The three council members are Sal DiCiccio, whose district includes Ahwatukee Foothills, Claude Mattox and Bill Gates. DiCiccio has accused Phoenix officials of shifting employees into the water department and then proposing to raise water rates on residents by 7 percent next year to cover the added expense. Instead of balancing the city's cash-strapped budget through cuts, officials are shifting the burden onto the public through the fee hikes, DiCiccio said.
"I think we ought to be cutting internally first," he said. "I want them to find $23 million to cut in the Water Department rather than put it onto the public. They've done a very poor job of cuts in that department."
Kroski, however, said the rate hikes are needed to cover capital improvement projects such as building reservoirs for fire protection and improved water pressure and replacing or fixing old water and sewer lines, to pay down debt, and to pay for unfunded federal mandates. For instance, the city needs $200 million to upgrade treatment plants to comply with Safe Drinking Water Act requirements and $15 million annually to operate enhanced filtration systems, he said.
"That's for the big budget items that do not come out of the operating budget," he said. "We are directed by the EPA to take action on things, but we're not funded. That cost gets passed on to the customers."
He said the department has taken a number of steps already to reduce costs, such as cutting 50 percent, or $358 million, in future sewer capital projects; cutting 30 percent, or $263 million, in proposed water system improvements originally planned for 2011 to 2016; lowering the department's proposed operating budget by 3 percent; eliminating 25 percent of management positions; reducing employee compensation and instituting unpaid furloughs. The water department has the right amount of people to handle its responsibilities, Kroski said.
"Phoenix water services is staffed appropriately to meet customer needs and public health and safety," he said.

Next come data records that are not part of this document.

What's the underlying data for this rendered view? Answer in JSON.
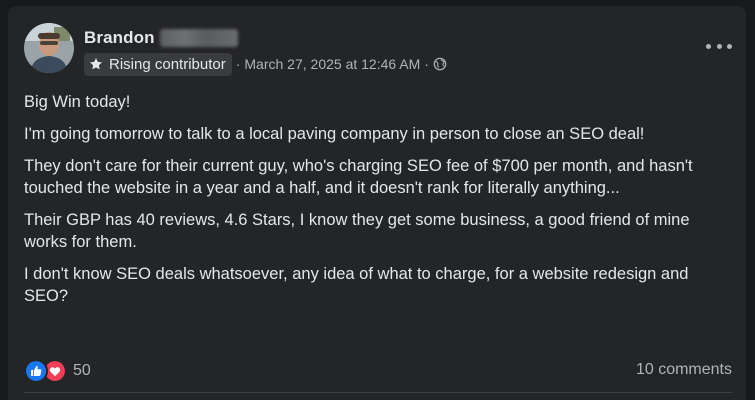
{
  "post": {
    "author": {
      "name": "Brandon",
      "badge": "Rising contributor",
      "badge_icon": "star-icon",
      "avatar_icon": "profile-photo"
    },
    "meta": {
      "separator": "·",
      "timestamp": "March 27, 2025 at 12:46 AM",
      "audience_icon": "globe-icon"
    },
    "menu_icon": "more-options-icon",
    "body": [
      "Big Win today!",
      "I'm going tomorrow to talk to a local paving company in person to close an SEO deal!",
      "They don't care for their current guy, who's charging SEO fee of $700 per month, and hasn't touched the website in a year and a half, and it doesn't rank for literally anything...",
      "Their GBP has 40 reviews, 4.6 Stars, I know they get some business, a good friend of mine works for them.",
      "I don't know SEO deals whatsoever, any idea of what to charge, for a website redesign and SEO?"
    ],
    "reactions": {
      "types": [
        "like-icon",
        "love-icon"
      ],
      "count": "50"
    },
    "comments": "10 comments"
  },
  "colors": {
    "background": "#18191a",
    "card": "#242526",
    "text_primary": "#e4e6eb",
    "text_secondary": "#b0b3b8",
    "badge_bg": "#3a3b3c",
    "like_blue": "#1877f2",
    "love_red": "#f33e58"
  }
}
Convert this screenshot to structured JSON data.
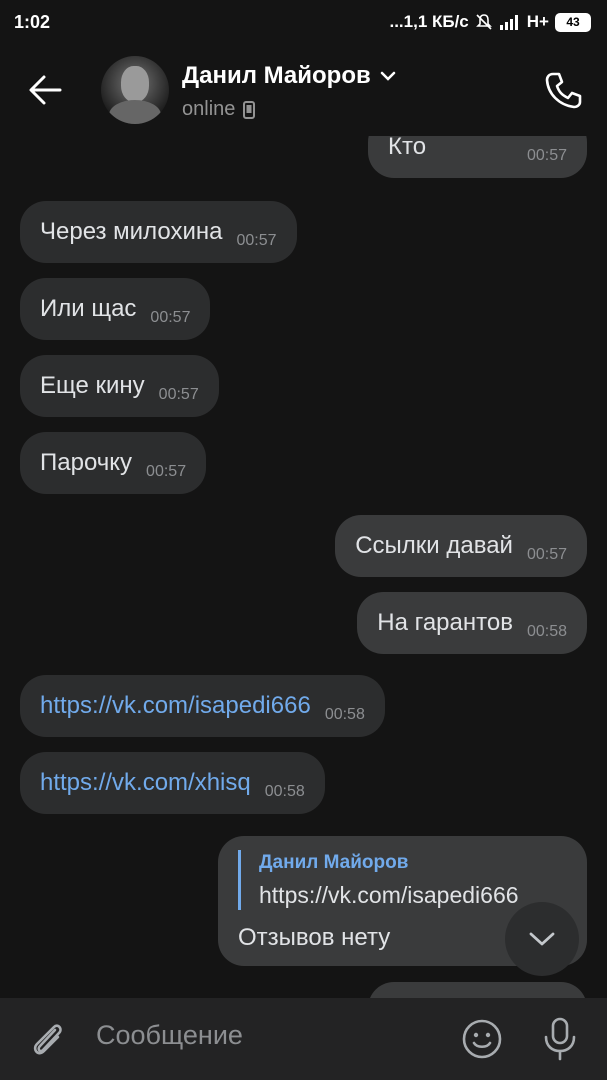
{
  "status_bar": {
    "time": "1:02",
    "speed": "...1,1 КБ/с",
    "network": "H+",
    "battery": "43"
  },
  "header": {
    "contact_name": "Данил Майоров",
    "contact_status": "online"
  },
  "messages": [
    {
      "dir": "out",
      "text": "Кто",
      "time": "00:57"
    },
    {
      "dir": "in",
      "text": "Через милохина",
      "time": "00:57"
    },
    {
      "dir": "in",
      "text": "Или щас",
      "time": "00:57"
    },
    {
      "dir": "in",
      "text": "Еще кину",
      "time": "00:57"
    },
    {
      "dir": "in",
      "text": "Парочку",
      "time": "00:57"
    },
    {
      "dir": "out",
      "text": "Ссылки давай",
      "time": "00:57"
    },
    {
      "dir": "out",
      "text": "На гарантов",
      "time": "00:58"
    },
    {
      "dir": "in",
      "text": "https://vk.com/isapedi666",
      "time": "00:58",
      "link": true
    },
    {
      "dir": "in",
      "text": "https://vk.com/xhisq",
      "time": "00:58",
      "link": true
    }
  ],
  "reply": {
    "author": "Данил Майоров",
    "quote": "https://vk.com/isapedi666",
    "text": "Отзывов нету"
  },
  "composer": {
    "placeholder": "Сообщение"
  },
  "colors": {
    "background": "#141414",
    "bubble_in": "#2c2d2e",
    "bubble_out": "#3a3b3c",
    "link": "#71aaeb"
  }
}
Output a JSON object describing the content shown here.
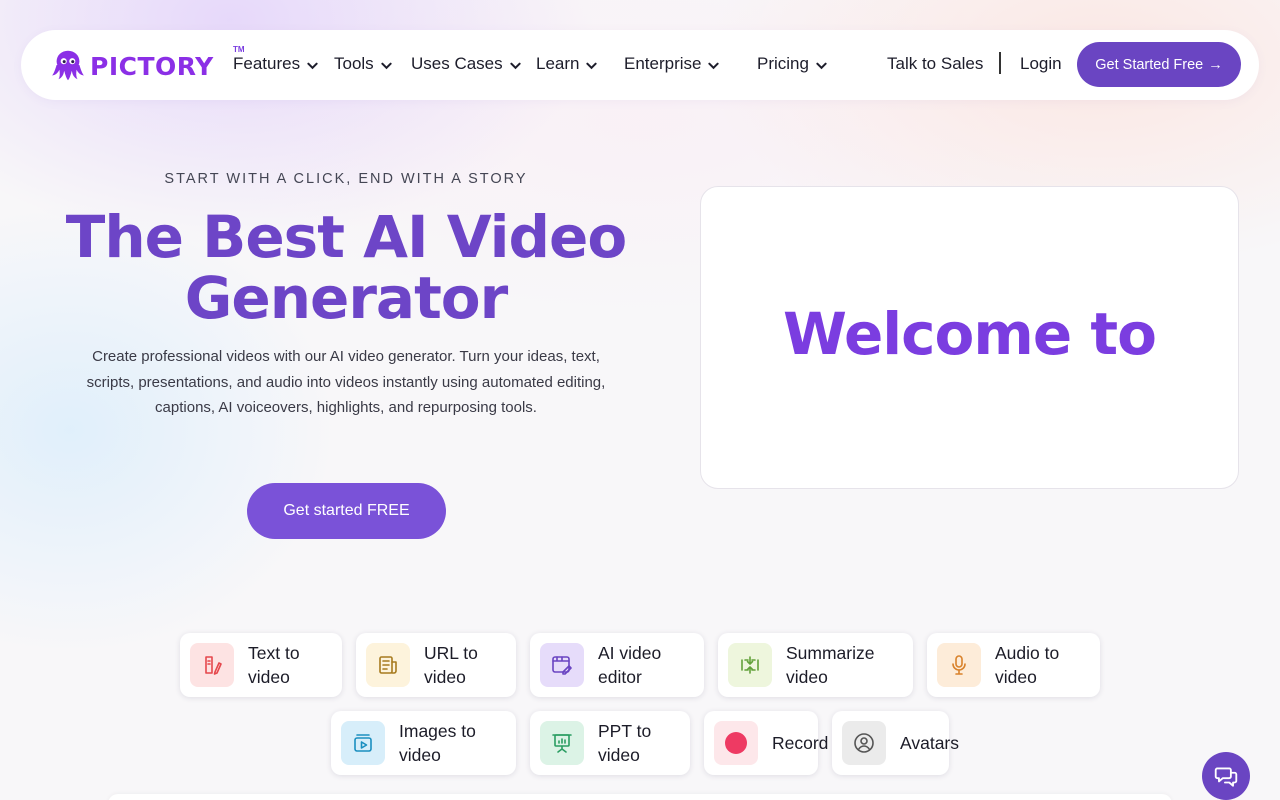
{
  "nav": {
    "logo_text": "PICTORY",
    "logo_tm": "TM",
    "menu": [
      {
        "label": "Features"
      },
      {
        "label": "Tools"
      },
      {
        "label": "Uses Cases"
      },
      {
        "label": "Learn"
      },
      {
        "label": "Enterprise"
      },
      {
        "label": "Pricing"
      }
    ],
    "talk_to_sales": "Talk to Sales",
    "login": "Login",
    "cta": "Get Started Free",
    "cta_arrow": "→"
  },
  "hero": {
    "eyebrow": "START WITH A CLICK, END WITH A STORY",
    "headline_line1": "The Best AI Video",
    "headline_line2": "Generator",
    "description": "Create professional videos with our AI video generator. Turn your ideas, text, scripts, presentations, and audio into videos instantly using automated editing, captions, AI voiceovers, highlights, and repurposing tools.",
    "cta": "Get started FREE"
  },
  "video_preview": {
    "text": "Welcome to"
  },
  "features": [
    {
      "label": "Text to\nvideo",
      "icon": "text-edit-icon",
      "bg": "#fde3e3",
      "color": "#e5484d"
    },
    {
      "label": "URL to\nvideo",
      "icon": "document-icon",
      "bg": "#fdf3dc",
      "color": "#a77b1f"
    },
    {
      "label": "AI video\neditor",
      "icon": "video-edit-icon",
      "bg": "#e6dcfa",
      "color": "#6a45c2"
    },
    {
      "label": "Summarize\nvideo",
      "icon": "compress-icon",
      "bg": "#eef6dd",
      "color": "#62a13a"
    },
    {
      "label": "Audio to\nvideo",
      "icon": "microphone-icon",
      "bg": "#fdecd9",
      "color": "#d9822b"
    },
    {
      "label": "Images to\nvideo",
      "icon": "image-play-icon",
      "bg": "#d7eefa",
      "color": "#1b8fc0"
    },
    {
      "label": "PPT to\nvideo",
      "icon": "presentation-icon",
      "bg": "#dcf3e6",
      "color": "#2a9d62"
    },
    {
      "label": "Record",
      "icon": "record-icon",
      "bg": "#fde7ea",
      "color": "#ee3a63"
    },
    {
      "label": "Avatars",
      "icon": "avatar-icon",
      "bg": "#ebebeb",
      "color": "#555555"
    }
  ],
  "colors": {
    "brand": "#6a45c2",
    "headline": "#6d45c7",
    "logo": "#8b2fe6"
  }
}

DiCiccio said that by having the water department list its priorities and expenses, the City Council can make an informed decision about how to budget for it.
"It's not an unusual request," he said.
A City Council meeting on whether to go forward with the rate hike has been postponed until Feb. 23. Kroski said the time will be used to provide additional information to council members, while DiCiccio said he and others will try to rally the public against the proposal.

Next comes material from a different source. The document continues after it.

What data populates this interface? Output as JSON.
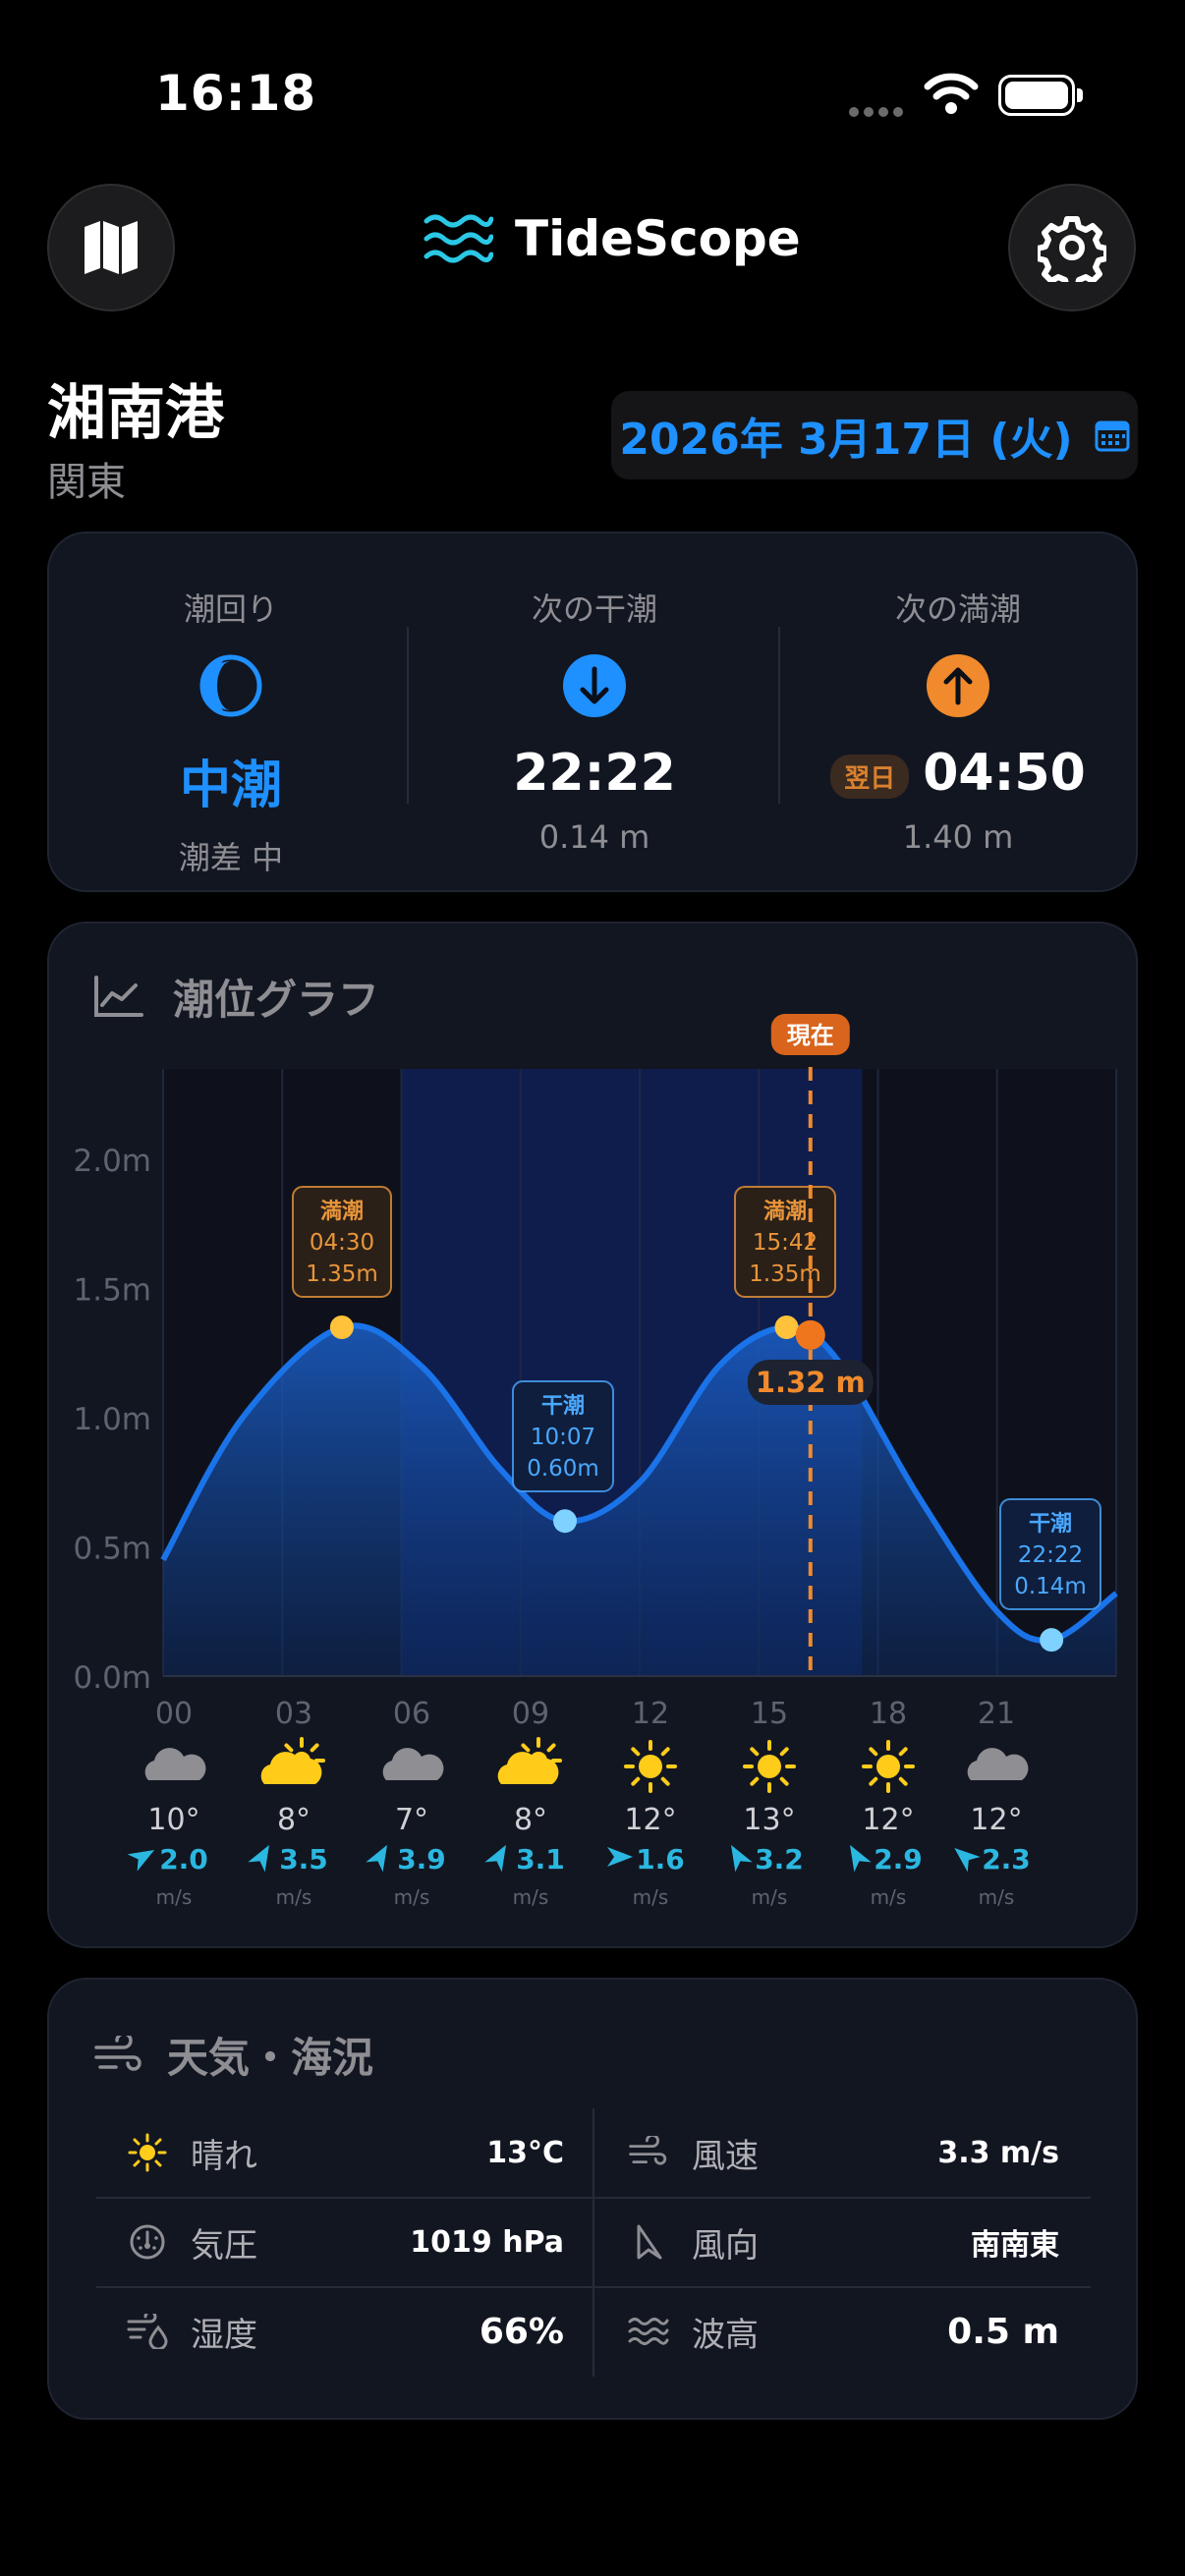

"We're sending out thousands of e-mails getting the public motivated. They're starting to question it themselves," DiCiccio said. "It gives us plenty of time to start organizing."

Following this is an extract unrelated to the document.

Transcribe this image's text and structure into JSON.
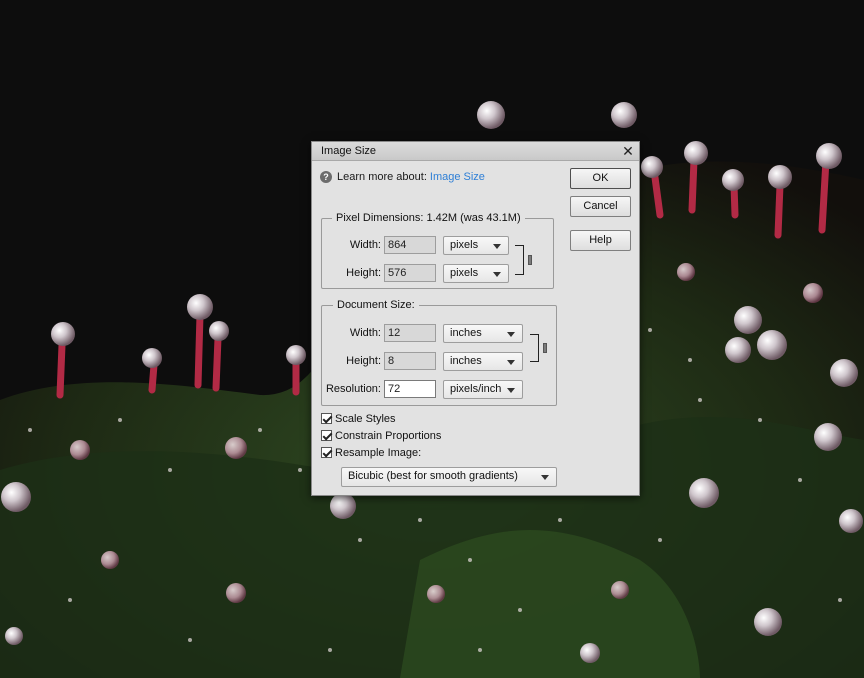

If approved, the new rate - which is expected to add an additional $2.21 each month to the typical single-family residential customer's bill of $56.25 - would take effect in March. The rate increase is expected to produce $22.9 million additional revenues in the first full year.
Next year's proposed 7 percent water rate increase is smaller than last year's 9 percent increase, officials have said. And wastewater rates, which went up 4.5 percent last year, are not expected to rise this year.
DiCiccio has said rising water rates hurt the elderly on fixed incomes and the poor, and could hurt local businesses, golf courses and homeowners associations by forcing them to cut back on usage.
"Your water rates, if they go up, will be devastating to your business," the councilman told a group of Ahwatukee Foothills Chamber of Commerce members during an event Wednesday morning at the Grace Inn off 51st Street and Elliot Road.